Prion Antibody Discovery Using LIBRA-seq

Funding period: 2023-2025
Lead: Ben Bailey-Elkin
Total GRDI funding: $531,400

Prion diseases are untreatable and fatal neurodegenerative diseases that include Creutzfeldt-Jakob disease in humans and chronic wasting disease, which is spreading rapidly in deer and other cervids. Prion diseases are caused by misfolding of the body’s own prion protein into an insoluble, infectious form that can be readily transmitted to susceptible hosts. As infectious prions lack a genetic component, infectivity and strain types are encoded in the three-dimensional shape of the protein. Detection and surveillance methods therefor rely extensively on the use of specific antibodies to detect and distinguish between prion variants. Such reagents are critical for disease surveillance; particularly for the detection of newly emergent strains, and novel zoonotic diseases that could pose a risk to public health. Additionally, antibodies that block prion protein misfolding are promising therapeutic candidates.

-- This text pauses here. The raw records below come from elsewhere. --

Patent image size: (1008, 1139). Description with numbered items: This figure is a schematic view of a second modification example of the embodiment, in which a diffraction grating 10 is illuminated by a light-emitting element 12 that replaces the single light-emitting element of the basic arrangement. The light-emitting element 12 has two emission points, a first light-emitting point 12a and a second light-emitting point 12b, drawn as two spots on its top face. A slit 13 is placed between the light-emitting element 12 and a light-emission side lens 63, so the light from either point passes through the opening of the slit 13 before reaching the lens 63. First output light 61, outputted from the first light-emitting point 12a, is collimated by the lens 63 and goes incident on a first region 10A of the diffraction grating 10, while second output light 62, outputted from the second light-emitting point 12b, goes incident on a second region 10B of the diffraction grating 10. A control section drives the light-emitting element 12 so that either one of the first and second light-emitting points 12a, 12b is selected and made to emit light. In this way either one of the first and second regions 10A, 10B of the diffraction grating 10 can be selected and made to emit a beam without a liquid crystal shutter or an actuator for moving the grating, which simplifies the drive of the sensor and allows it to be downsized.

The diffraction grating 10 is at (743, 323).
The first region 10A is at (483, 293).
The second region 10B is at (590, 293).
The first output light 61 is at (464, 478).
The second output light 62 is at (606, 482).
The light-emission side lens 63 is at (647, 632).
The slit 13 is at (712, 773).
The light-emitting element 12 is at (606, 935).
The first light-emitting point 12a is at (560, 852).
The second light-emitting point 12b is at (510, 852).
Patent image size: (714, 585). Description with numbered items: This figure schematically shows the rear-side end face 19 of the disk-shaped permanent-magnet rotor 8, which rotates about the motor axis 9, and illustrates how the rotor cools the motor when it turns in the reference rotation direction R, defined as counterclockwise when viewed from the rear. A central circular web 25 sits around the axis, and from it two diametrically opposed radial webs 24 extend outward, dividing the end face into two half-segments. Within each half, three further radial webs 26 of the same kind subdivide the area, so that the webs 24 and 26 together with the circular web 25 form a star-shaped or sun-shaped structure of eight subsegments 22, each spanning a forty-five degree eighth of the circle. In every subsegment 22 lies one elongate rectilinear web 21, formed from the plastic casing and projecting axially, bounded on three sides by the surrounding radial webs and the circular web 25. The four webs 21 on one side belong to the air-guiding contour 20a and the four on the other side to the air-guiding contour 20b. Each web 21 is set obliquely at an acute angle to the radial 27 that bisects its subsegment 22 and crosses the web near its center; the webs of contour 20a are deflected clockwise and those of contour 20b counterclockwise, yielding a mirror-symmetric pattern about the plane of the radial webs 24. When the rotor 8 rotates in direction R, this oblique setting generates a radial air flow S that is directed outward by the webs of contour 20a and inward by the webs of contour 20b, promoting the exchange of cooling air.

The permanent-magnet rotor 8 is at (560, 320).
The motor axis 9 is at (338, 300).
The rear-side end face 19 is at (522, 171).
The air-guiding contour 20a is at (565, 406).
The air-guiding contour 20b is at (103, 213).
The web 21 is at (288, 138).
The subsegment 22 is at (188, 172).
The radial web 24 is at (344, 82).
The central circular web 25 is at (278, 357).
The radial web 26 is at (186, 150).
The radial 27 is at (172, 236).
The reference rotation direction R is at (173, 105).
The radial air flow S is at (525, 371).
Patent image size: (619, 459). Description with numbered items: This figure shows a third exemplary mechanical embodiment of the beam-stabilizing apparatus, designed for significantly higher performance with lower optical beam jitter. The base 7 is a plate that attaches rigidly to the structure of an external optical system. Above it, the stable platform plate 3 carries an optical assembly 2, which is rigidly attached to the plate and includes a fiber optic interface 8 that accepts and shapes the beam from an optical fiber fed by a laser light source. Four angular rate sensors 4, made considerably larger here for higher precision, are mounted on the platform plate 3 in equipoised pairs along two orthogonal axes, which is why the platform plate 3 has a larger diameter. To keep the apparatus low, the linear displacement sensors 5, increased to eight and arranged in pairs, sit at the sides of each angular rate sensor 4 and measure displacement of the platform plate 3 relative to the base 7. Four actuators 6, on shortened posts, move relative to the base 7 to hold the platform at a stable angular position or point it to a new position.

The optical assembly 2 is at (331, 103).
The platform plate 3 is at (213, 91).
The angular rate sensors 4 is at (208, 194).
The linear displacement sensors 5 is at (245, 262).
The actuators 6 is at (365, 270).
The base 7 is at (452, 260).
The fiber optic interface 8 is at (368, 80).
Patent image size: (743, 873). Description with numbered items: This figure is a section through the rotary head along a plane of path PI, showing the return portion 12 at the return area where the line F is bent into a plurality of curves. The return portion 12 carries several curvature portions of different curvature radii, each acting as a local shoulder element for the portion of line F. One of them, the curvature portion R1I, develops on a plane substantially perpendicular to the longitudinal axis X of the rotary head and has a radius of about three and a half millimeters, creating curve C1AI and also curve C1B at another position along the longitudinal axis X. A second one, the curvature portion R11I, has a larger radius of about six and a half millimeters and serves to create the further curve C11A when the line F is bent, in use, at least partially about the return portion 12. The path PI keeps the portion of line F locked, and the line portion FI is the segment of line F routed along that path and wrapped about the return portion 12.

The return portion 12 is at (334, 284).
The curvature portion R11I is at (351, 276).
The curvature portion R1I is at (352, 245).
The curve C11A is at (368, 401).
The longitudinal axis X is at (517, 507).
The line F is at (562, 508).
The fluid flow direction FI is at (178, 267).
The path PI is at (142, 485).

Antibody discovery is a time-intensive and laborious process. New genomic technologies to characterize the immune response and accelerate the selection antigen-specific biomolecules are rapidly transforming the field of antibody research and discovery. We will harness one of the latest genomic innovations, LIBRA-seq (Linking B-cell Receptor to Antigen Specificity through Sequencing), which leverages single-cell sequencing methods to streamline antibody discovery. In this method, single B-cells can be screened and sorted for their ability to recognize panels of infectious and recombinant prion antigens whilst simultaneously indexing them using libraries of DNA barcodes. Each antibody producing B-cell can then be individually interrogated using “next-generation” sequencing technology and bioinformatics to link B-cell receptor sequences to antigen affinity. The result is a streamlined and highly adaptable pipeline to identify promising antibody sequences for characterization and validation, while exploiting the inherent diversity present within a natural repertoire of antibody-producing B-cells. This project will not only allow us to identify antibodies with specificity to infectious and emerging prion strains for diagnosis, surveillance, and therapies, but will also serve to establish this technology at the NML. LIBRA-seq is a promising strategy for the rapid development of vaccines and therapeutics for infectious diseases and has proven success in characterizing the immune response to SARS-CoV-2.

This multiomics approach to harness the power of next generation sequencing for analysing antibody repertoires with unprecedented resolution will be a valuable tool in the timely deployment of medical countermeasures to infectious diseases.